These deaths were mainly due to traumatic intracranial hemorrhage and/or brain edema after operation. To avoid these accidents, we took the following measures: 1) 22# trochar was replaced by 24# trochar; 2) transplantation volume was reduced to 2 mm3; and 3) the tumor tissues were pushed as smoothly as possible. Take rate is not the only criterion in evaluation of an orthotopic animal model, while how close a model can replicate the original tumors is more essential. As brain metastasis and primary glioblastioma are two biologically different malignances in the central
nervous system, we selected them both as grafts in this study to assess this novel method. When compared between the two models, metastasis 17DMAG nmr xenografts were evidently differentiated from glioblastoma xenograft in many aspects, however, when compared with their original malignances, both models demonstrated unquestionable similarity in histological structure features check details and growth patterns. Laurent et al. [10] performed both heterotransplantation www.selleckchem.com/products/ly333531.html and orthotopic transplantation of human glioblastoma, and concluded that the organ-specific environment play a determining role in growth and invasive properties. In the current study, two different malignances were transplanted into the same organ; however, the resulting tumors didn’t demonstrate the similar growth patterns. So, it is more
plausible and acceptable that it is the malignance itself but not environment that plays a determining role in the tumor growth patterns and other biological behaviors. With the identification of brain tumor stem cells from tumor mass or cell lines, it is reported that as rare as 102 CD133+ glioma cells could generate tumor mass, while as much as 106 CD133- glioma cells failed to form tumor mass after injected to the mouse brain. The fact that cell suspension injection of most established cell lines often yields well-circumscribed
intracranial tumors which are different from the original tumor, coupled with the complicated procedure of cell suspension injection precludes tumor stem cells as a desirable transplant [19–21]. In this study, the immunohistochemistry Alanine-glyoxylate transaminase with monoclone antibody against CD133 revealed that not only the original tumors, but the resulting tumors were positively stained for CD133. This result means the tumor tissues contained brain tumor stem cells and functioned as a tumor stem cell pool.
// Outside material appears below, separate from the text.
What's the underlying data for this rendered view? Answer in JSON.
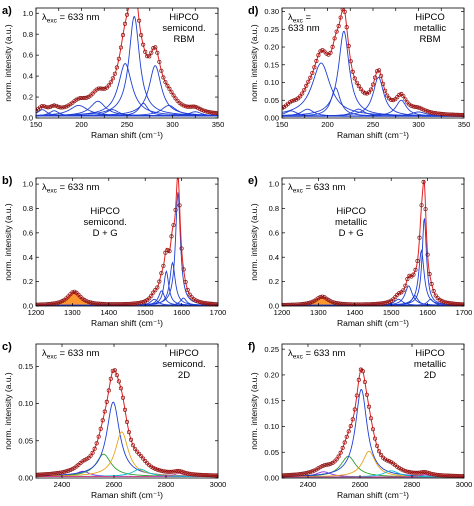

It is reported that biological behaviors of tumor stem cells are highly dependent on their microenvironment [22, 23], in another word, CD133 negative tumor cells and stromal components also play an important role in the potential of tumor stem cells to re-establish the original tumor. Taken together, tumor stem cells, other tumor cells and stromal components make a concerted contribution to the growth of tumor mass in transplantation animal model.